Dr Rob Matthews, Vodafone’s Network Wizard, said:
“About 30% of villages in our list of 100 didn’t have quick enough BT broadband to be able to reliably power our ROSS units. We normally work with BT solely on providing broadband, but we also found out that there are third party providers coming forward and filling that gap, so we’ve had to figure out how do we get our kit to communicate with these niche providers technology, and we’re starting to roll that out now.”
The altnets aren’t named, although ISPs like Gigaclear, B4RN and many others are working to cater for various rural locations across the United Kingdom. In any case the news means that Vodafone are now able to “step up a gear” and push the roll-out forwards.

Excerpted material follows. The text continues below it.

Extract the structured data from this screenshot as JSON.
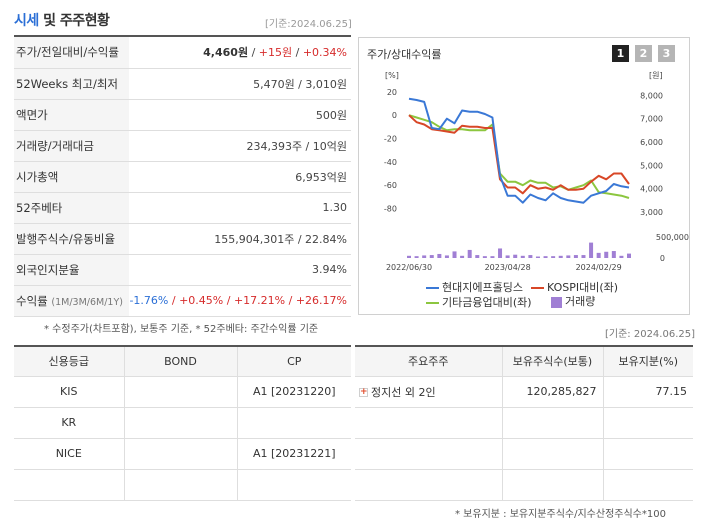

So far five communities are live (Minchinhampton, Broad Chalke, Chillaton, Lifton and Loggerheads [North Wales]) and Vodafone is now aiming to deploy to new sites at a rate of one or two a week until March 2016.
Dr Rob Matthews added:
“We’re going to have to ramp things up a bit from here, but we’ve already done a lot of the ground work of surveying villages, finding out where the best locations are, making sure the speeds are quick enough and undertaking designs. We’ve also done some testing with fibre to make sure the superfast speeds work with the ROSS units, and now we’re moving into the implementation phase.”
Mind you we can’t help but wonder, given the advent of WiFi Calling for mobile devices, whether it wouldn’t simply be easier to use local WiFi for mobile calls instead of boosting the mobile signal via fixed line connections. Admittedly we’d suppose that approach is not a true mobile network and of course not everybody wants home broadband.